Very ripe but just short of raisined. Deep, rich with good spiciness and
depth, well balanced with smooth tannins, a bit lower in acid that the
James Berry Syrahs but not flabby, good length. Made from young fruit,
this is a big wine that is very primary and not showing much complexity
now. Seems to have potential.
Saxum through the vintages
Comprehensive tastings such as this really help define the
characteristics of the wines produced by a single a winery and vineyard,
as well as the imprint of the conditions faced in each successive
vintage. Too often, especially in warm climate regions such as Paso
Robles, differences in vintage characteristics are minimized or
considered secondary to the stamp of the winemaker. And to be honest, in
the case of Saxum, the winemaker stamp is both present, and evolving, as
Justin is a young guy who is clearly devoted to learning and perfecting
his craft. Yet he has clear ideas on what he is trying to achieve, and
he adjusts his technique each vintage in an effort to achieve the
distinctive Saxum/James Berry style. This means ripe, but not overripe
fruit with enough balancing acidity to keep the wine fresh and capable
of development in the bottle. Sometimes the weather cooperates and helps
the winemaker achieve these goals, sometimes the weather creates
challenges that the winemaker must strive to manage or overcome.

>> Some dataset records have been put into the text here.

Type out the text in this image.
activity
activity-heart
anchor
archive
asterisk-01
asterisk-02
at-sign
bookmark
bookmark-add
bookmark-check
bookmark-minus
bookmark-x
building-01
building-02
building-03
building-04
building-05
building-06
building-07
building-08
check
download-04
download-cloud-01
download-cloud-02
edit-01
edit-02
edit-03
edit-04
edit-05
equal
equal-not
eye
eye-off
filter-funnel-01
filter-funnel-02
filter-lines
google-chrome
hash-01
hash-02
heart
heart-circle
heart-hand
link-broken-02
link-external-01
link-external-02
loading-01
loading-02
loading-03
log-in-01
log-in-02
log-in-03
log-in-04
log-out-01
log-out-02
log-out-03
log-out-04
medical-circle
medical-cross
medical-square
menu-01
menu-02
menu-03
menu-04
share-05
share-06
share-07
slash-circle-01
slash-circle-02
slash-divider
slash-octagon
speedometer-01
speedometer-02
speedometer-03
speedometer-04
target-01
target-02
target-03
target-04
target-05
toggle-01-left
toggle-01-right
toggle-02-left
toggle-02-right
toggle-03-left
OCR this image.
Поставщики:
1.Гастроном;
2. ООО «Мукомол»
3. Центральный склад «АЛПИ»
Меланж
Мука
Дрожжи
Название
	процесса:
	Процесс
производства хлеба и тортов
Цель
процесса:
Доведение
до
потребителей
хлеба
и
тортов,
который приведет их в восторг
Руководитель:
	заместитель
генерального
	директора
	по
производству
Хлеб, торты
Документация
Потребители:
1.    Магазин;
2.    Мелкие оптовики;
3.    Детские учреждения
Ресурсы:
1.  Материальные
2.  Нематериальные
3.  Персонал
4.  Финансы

It seems to me there is a clearly discernable arc in terms of vintage
and winemaking in tasting through all of the Saxum wines. Both 2000 and
2001 offer exceptional balance and depth despite vastly different
condition. In 2000, the weather went from cool to hot to cool again,
similar (although not as badly) as in 2004. In 2001, the weather was
very even with a small crop that was easy to vinify. Yet both years
produced beautiful wines that are ripe but well balanced and show
excellent potential for aging. In 2002, Justin tried to ramp up the
ripeness, and by his own admission may have pushed the envelope just a
bit too far. The weather was also hotter than 2001 resulting in higher
alcohol. The wines are big, but some are a bit too big with some
raisined fruit poking out. Yet there is still enough balancing acidity
to keep them from becoming ponderous or flabby. 2003 represents an
attempt to return to “normal” ripeness levels, and the best wine (Broken
Stones) shows better balance with crisper acids and lower alcohol, yet
both the Bone Rock and Rocket Block are every bit as big as the 2002,
the result of unexpected heat just before the harvest. Still, the wines
are better balanced despite their size. 2004 appears to have been the
most difficult year, as the weather featured extreme heat spikes as the
harvest approached, and sugar levels soared, although acid remained
within normal limits. It is Justin’s least favorite vintage (mine, too),
as the wines are too soft and easy, lacking structure. Yet the structure
may be lurking, as the wines continue to improve with bottle age, so
Justin is hopeful they will improve further. As it is, this is far from
a “bad” vintage for Saxum, just a less interesting one at this point. As
for 2005, all the elements seem to have lined up perfectly, as excellent
weather and Justin’s increasing winemaking skills combined to create a
bevy of outstanding wines that are clearly the best overall he has yet
created from James Berry Vineyard, and his other cuvees.
WOTN: 2000 and 2001 Bone Rock, and 2003 Broken Stones. For potential,
any of the 2005’s could equal these top wines.